VIVENZIO, Pietro
(Pietro Carlo Ignazio). – Nacque a Nola il 17 luglio 1754, terzo dei figli maschi di Felice e di Teresa Mauro (o di Mauro) dei baroni di Palma.
Mentre i fratelli Giovanni e Nicola (per entrambi v. le voci in questo Dizionario) studiarono a Napoli e percorsero delle brillanti carriere a corte e nelle istituzioni borboniche, Pietro rimase nella casa paterna a Nola, dove, soprattutto dopo la morte del padre (1795), si occupò dell’amministrazione dei beni di famiglia. Tutti i fratelli condivisero la passione per lo studio e il collezionismo di antichità, che a Nola aveva dei precedenti illustri. Ma se fu Nicola a promuovere e finanziare le raccolte antiquarie, soprattutto Pietro seguì le attività di scavo e si occupò del museo creato nel palazzo di famiglia. Fu questo a farlo conoscere fra eruditi, artisti e storici dell’arte e a conferirgli un posto tra i fondatori dell’archeologia moderna.

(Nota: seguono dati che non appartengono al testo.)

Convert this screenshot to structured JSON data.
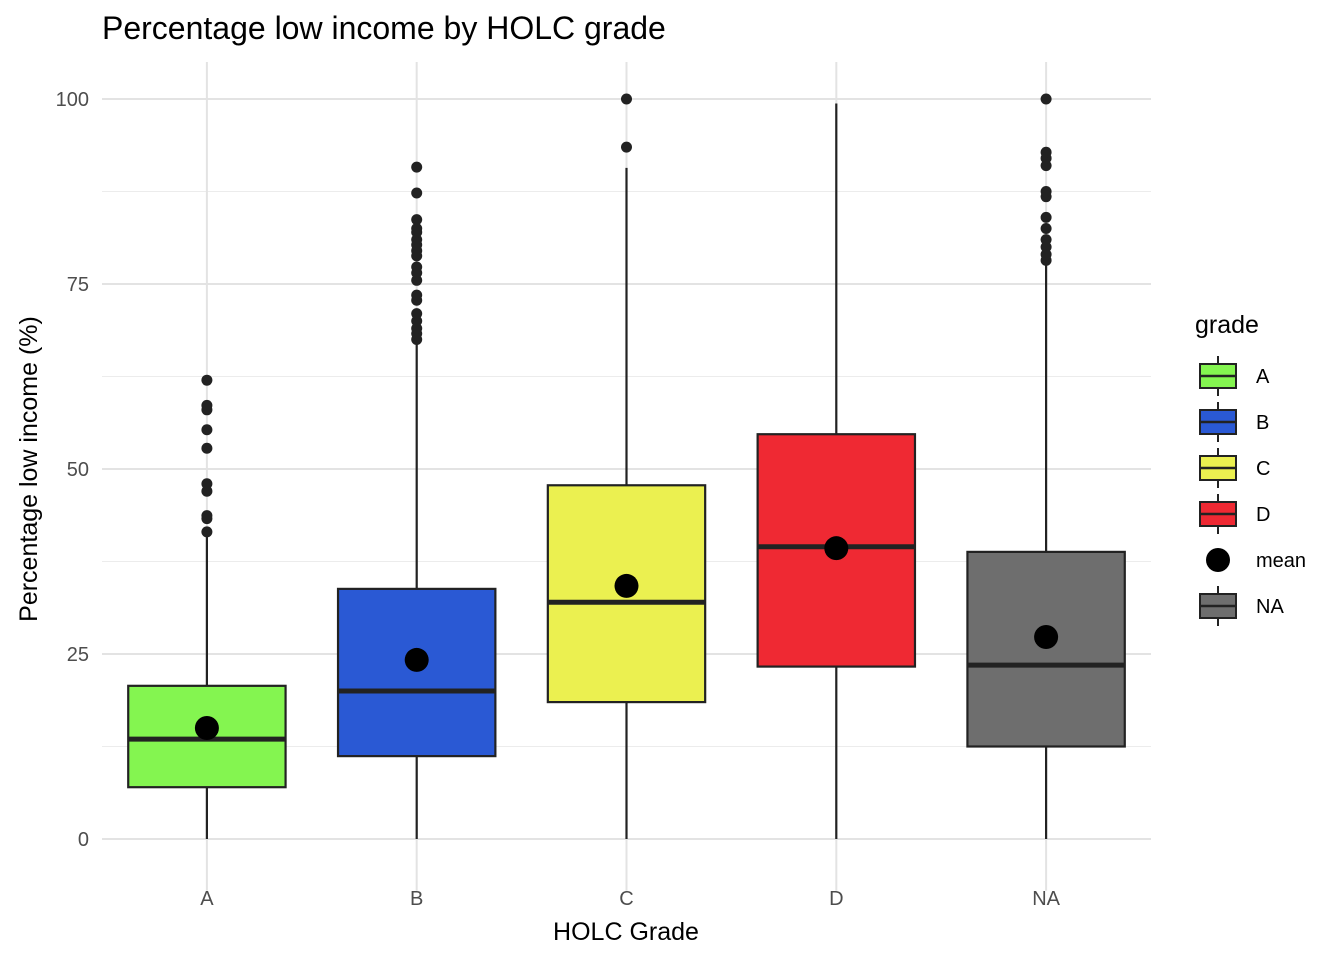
{
  "chart_data": {
    "type": "boxplot",
    "title": "Percentage low income by HOLC grade",
    "xlabel": "HOLC Grade",
    "ylabel": "Percentage low income (%)",
    "ylim": [
      -7,
      105
    ],
    "yticks": [
      0,
      25,
      50,
      75,
      100
    ],
    "grid": true,
    "legend": {
      "title": "grade",
      "position": "right",
      "items": [
        {
          "label": "A",
          "kind": "box",
          "color": "#84f550"
        },
        {
          "label": "B",
          "kind": "box",
          "color": "#2a59d4"
        },
        {
          "label": "C",
          "kind": "box",
          "color": "#ebf050"
        },
        {
          "label": "D",
          "kind": "box",
          "color": "#ef2933"
        },
        {
          "label": "mean",
          "kind": "point",
          "color": "#000000"
        },
        {
          "label": "NA",
          "kind": "box",
          "color": "#6e6e6e"
        }
      ]
    },
    "categories": [
      "A",
      "B",
      "C",
      "D",
      "NA"
    ],
    "boxes": [
      {
        "category": "A",
        "color": "#84f550",
        "min": 0,
        "q1": 7,
        "median": 13.5,
        "q3": 20.7,
        "max": 41.2,
        "mean": 15,
        "outliers": [
          41.5,
          43.3,
          43.7,
          47,
          48,
          52.8,
          55.3,
          58,
          58.6,
          62
        ]
      },
      {
        "category": "B",
        "color": "#2a59d4",
        "min": 0,
        "q1": 11.2,
        "median": 20,
        "q3": 33.8,
        "max": 67,
        "mean": 24.2,
        "outliers": [
          67.5,
          68.3,
          69,
          70,
          71,
          72.8,
          73.5,
          75.5,
          76.5,
          77.3,
          78.8,
          79.5,
          80.3,
          81,
          82,
          82.5,
          83.7,
          87.3,
          90.8
        ]
      },
      {
        "category": "C",
        "color": "#ebf050",
        "min": 0,
        "q1": 18.5,
        "median": 32,
        "q3": 47.8,
        "max": 90.7,
        "mean": 34.2,
        "outliers": [
          93.5,
          100
        ]
      },
      {
        "category": "D",
        "color": "#ef2933",
        "min": 0,
        "q1": 23.3,
        "median": 39.5,
        "q3": 54.7,
        "max": 99.4,
        "mean": 39.3,
        "outliers": []
      },
      {
        "category": "NA",
        "color": "#6e6e6e",
        "min": 0,
        "q1": 12.5,
        "median": 23.5,
        "q3": 38.8,
        "max": 77.5,
        "mean": 27.3,
        "outliers": [
          78.2,
          79,
          80,
          81,
          82.5,
          84,
          86.8,
          87.5,
          91,
          92,
          92.8,
          100
        ]
      }
    ]
  }
}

Poco o nulla si sa della sua formazione, tranne che per gli studi con lo zio Michele. Nella sua opera Gemme antiche (Roma 1809) dichiarò: «fui educato in una Provincia del Regno di Napoli, ove il mio selvaggio ingegno crescendo senza certa instituzione, trascorse a suo piacimento» (p. 1). Dovette prendere l’abito sacerdotale: come «reverendo» è denominato in una lettera dell’avvocato regio Natale Maria Cimaglia del 9 ottobre 1785, che fa riferimento alle sue attività di scavo e ai «vasi, anelli e monili» raccolti nella sua casa (Napolitano, 2011, pp. XXVI-XXVIII).

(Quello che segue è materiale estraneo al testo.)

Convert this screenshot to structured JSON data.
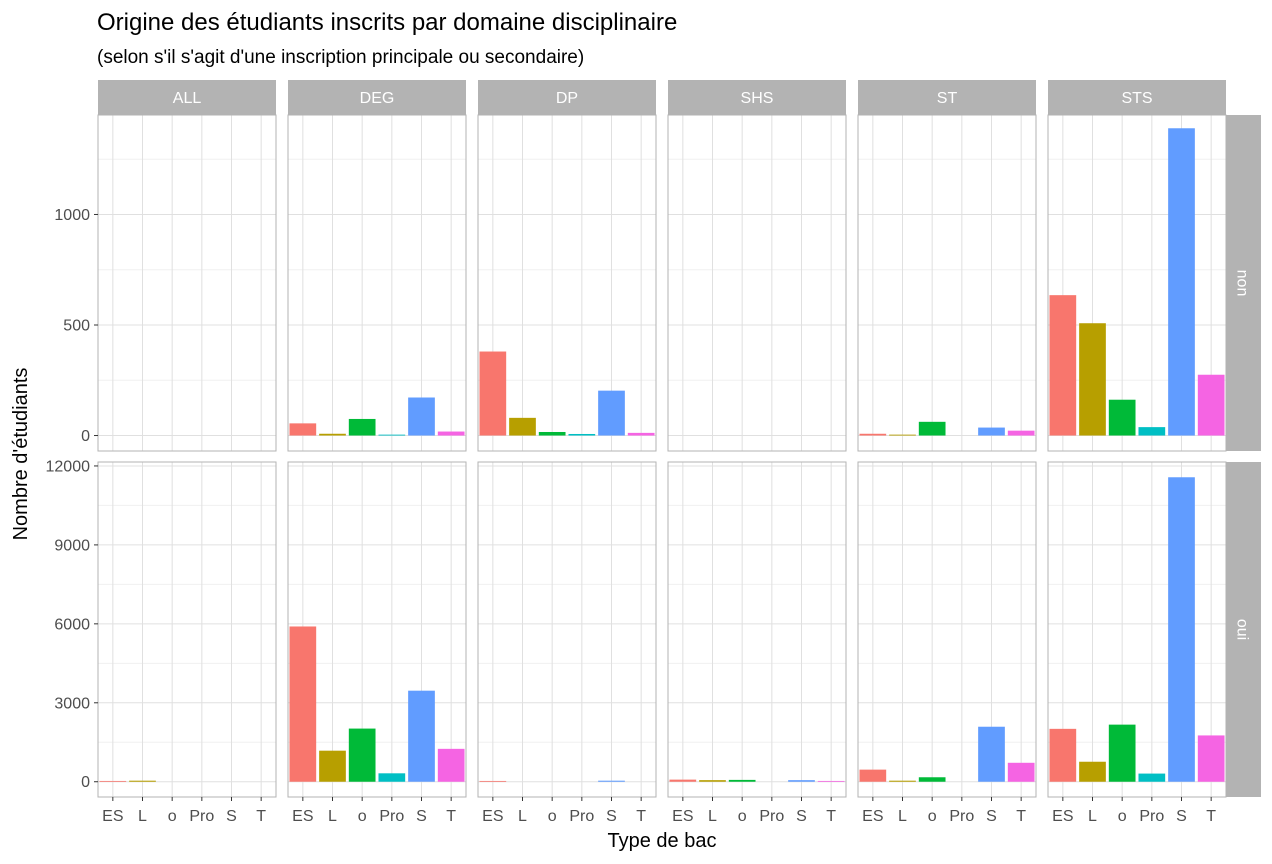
{
  "chart_data": {
    "type": "bar",
    "title": "Origine des étudiants inscrits par domaine disciplinaire",
    "subtitle": "(selon s'il s'agit d'une inscription principale ou secondaire)",
    "xlabel": "Type de bac",
    "ylabel": "Nombre d'étudiants",
    "categories": [
      "ES",
      "L",
      "o",
      "Pro",
      "S",
      "T"
    ],
    "facet_columns": [
      "ALL",
      "DEG",
      "DP",
      "SHS",
      "ST",
      "STS"
    ],
    "facet_rows": [
      "non",
      "oui"
    ],
    "grid": true,
    "colors": [
      "#F8766D",
      "#B79F00",
      "#00BA38",
      "#00BFC4",
      "#619CFF",
      "#F564E3"
    ],
    "strip_color": "#b3b3b3",
    "rows": [
      {
        "name": "non",
        "ylim": [
          -70,
          1450
        ],
        "yticks": [
          0,
          500,
          1000
        ],
        "values": {
          "ALL": [
            0,
            0,
            0,
            0,
            0,
            0
          ],
          "DEG": [
            55,
            8,
            75,
            4,
            172,
            18
          ],
          "DP": [
            380,
            80,
            16,
            7,
            203,
            12
          ],
          "SHS": [
            0,
            0,
            0,
            0,
            0,
            0
          ],
          "ST": [
            8,
            4,
            62,
            0,
            36,
            22
          ],
          "STS": [
            635,
            508,
            162,
            38,
            1390,
            275
          ]
        }
      },
      {
        "name": "oui",
        "ylim": [
          -580,
          12150
        ],
        "yticks": [
          0,
          3000,
          6000,
          9000,
          12000
        ],
        "values": {
          "ALL": [
            30,
            40,
            0,
            0,
            0,
            0
          ],
          "DEG": [
            5900,
            1180,
            2020,
            320,
            3460,
            1250
          ],
          "DP": [
            30,
            0,
            0,
            0,
            40,
            0
          ],
          "SHS": [
            80,
            60,
            70,
            0,
            60,
            30
          ],
          "ST": [
            460,
            40,
            170,
            0,
            2090,
            720
          ],
          "STS": [
            2010,
            760,
            2170,
            310,
            11570,
            1760
          ]
        }
      }
    ]
  }
}
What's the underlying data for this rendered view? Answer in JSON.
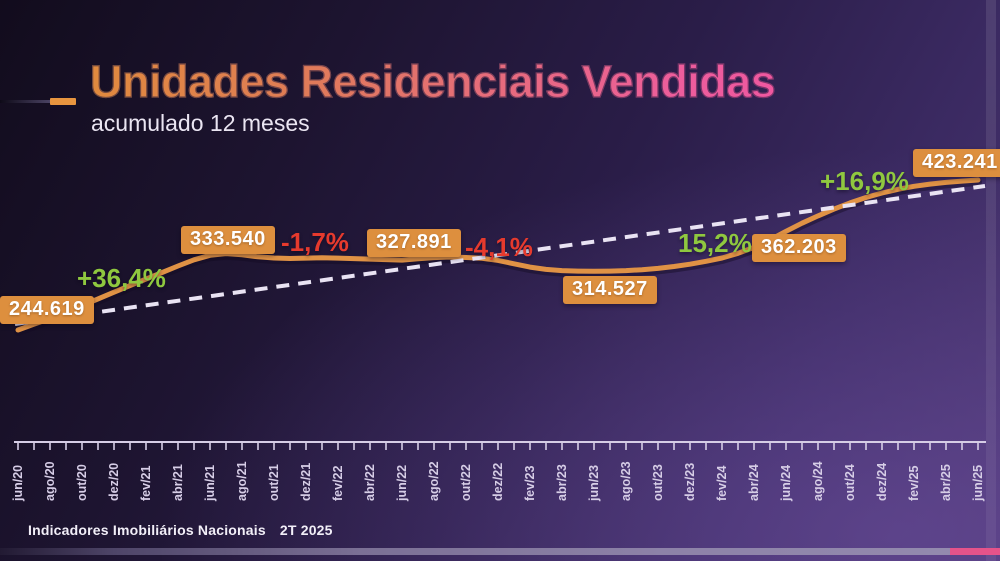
{
  "header": {
    "title": "Unidades Residenciais Vendidas",
    "subtitle": "acumulado 12 meses"
  },
  "footer": {
    "source": "Indicadores Imobiliários Nacionais",
    "period": "2T 2025"
  },
  "colors": {
    "line": "#e09245",
    "line_shadow": "rgba(20,12,35,0.45)",
    "trend": "#e9e3f3",
    "badge_bg": "#dd8f3e",
    "positive": "#8fc83f",
    "negative": "#e63a2d",
    "axis": "#d6cde6"
  },
  "chart_data": {
    "type": "line",
    "title": "Unidades Residenciais Vendidas",
    "subtitle": "acumulado 12 meses",
    "x_tick_labels": [
      "jun/20",
      "ago/20",
      "out/20",
      "dez/20",
      "fev/21",
      "abr/21",
      "jun/21",
      "ago/21",
      "out/21",
      "dez/21",
      "fev/22",
      "abr/22",
      "jun/22",
      "ago/22",
      "out/22",
      "dez/22",
      "fev/23",
      "abr/23",
      "jun/23",
      "ago/23",
      "out/23",
      "dez/23",
      "fev/24",
      "abr/24",
      "jun/24",
      "ago/24",
      "out/24",
      "dez/24",
      "fev/25",
      "abr/25",
      "jun/25"
    ],
    "y_axis": {
      "visible": false,
      "approx_range": [
        230000,
        440000
      ]
    },
    "labeled_points": [
      {
        "month": "jun/20",
        "value": 244619,
        "display": "244.619"
      },
      {
        "month": "jun/21",
        "value": 333540,
        "display": "333.540"
      },
      {
        "month": "jun/22",
        "value": 327891,
        "display": "327.891"
      },
      {
        "month": "jun/23",
        "value": 314527,
        "display": "314.527"
      },
      {
        "month": "jun/24",
        "value": 362203,
        "display": "362.203"
      },
      {
        "month": "jun/25",
        "value": 423241,
        "display": "423.241"
      }
    ],
    "pct_changes": [
      {
        "label": "+36,4%",
        "sign": "positive",
        "from": "jun/20",
        "to": "jun/21"
      },
      {
        "label": "-1,7%",
        "sign": "negative",
        "from": "jun/21",
        "to": "jun/22"
      },
      {
        "label": "-4,1%",
        "sign": "negative",
        "from": "jun/22",
        "to": "jun/23"
      },
      {
        "label": "15,2%",
        "sign": "positive",
        "from": "jun/23",
        "to": "jun/24"
      },
      {
        "label": "+16,9%",
        "sign": "positive",
        "from": "jun/24",
        "to": "jun/25"
      }
    ],
    "series_monthly_estimated": [
      244619,
      251500,
      258300,
      265800,
      273600,
      281600,
      289600,
      297500,
      305200,
      313000,
      320800,
      328200,
      333540,
      335600,
      334200,
      331800,
      330300,
      329800,
      330200,
      330600,
      330200,
      329700,
      329100,
      328500,
      327891,
      329500,
      330800,
      331600,
      331000,
      330000,
      327500,
      323500,
      319500,
      316800,
      315300,
      314800,
      314527,
      314800,
      315400,
      316400,
      318000,
      320200,
      323000,
      326400,
      330400,
      336000,
      343000,
      352000,
      362203,
      371800,
      380500,
      388600,
      396000,
      402400,
      407800,
      412200,
      415700,
      418400,
      420400,
      421900,
      423241
    ],
    "trendline": {
      "style": "dashed",
      "estimated_start_value": 251800,
      "estimated_end_value": 416100
    },
    "legend": "none",
    "grid": "off"
  }
}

Alla metà degli anni Ottanta questa raccolta, forte di più di duecento reperti vascolari antichi, era ben nota a visitatori illustri, come l’erudito massone danese Friedrich Münter, o il pittore tedesco Johann Heinrich Tischbein, definito da Vivenzio «ottimo amico» (Sepolcri nolani, a cura di S. Napolitano, 2011, p. 5). Negli anni seguenti fu meta di numerosi ministri e inviati stranieri. Il 20 giugno 1790, per esempio, come riferì il nobile letterato di origine lombarda Carlo Castone della Torre di Rezzonico, nella casa nolana tra i vari visitatori fu presente, con la consorte, il ministro plenipotenziario inglese a Napoli, il celebre vulcanologo e collezionista William Hamilton (Napolitano, 2011, pp. XXX s.).
Nel 1793 il letterato calabrese Michele Torcia dette come imminente la pubblicazione da parte di «Don Pietro Vivenzio» della «interpretazione [...] del suo incomparabile Museo Nolano», e attribuì ai «filomusi fratelli Vivenzio in Napoli» (cioè Giovanni e Nicola) la storia «di tal Ποιχιλις figulina dagl’inizi al suo fine» (Fogge ed usi peligni delle donne di Scanno, pp. 66, 72). Secondo la testimonianza di Vivenzio stesso, egli completò nel 1798 un’opera sulle plastiche antiche simile a quella realizzata tra il 1806 e il 1809, che però era andata perduta (Sepolcri nolani, cit., p. 6). In quell’occasione fu dato incarico al pittore Costanzo Angelini di raffigurare su tavole i disegni presenti sui vasi.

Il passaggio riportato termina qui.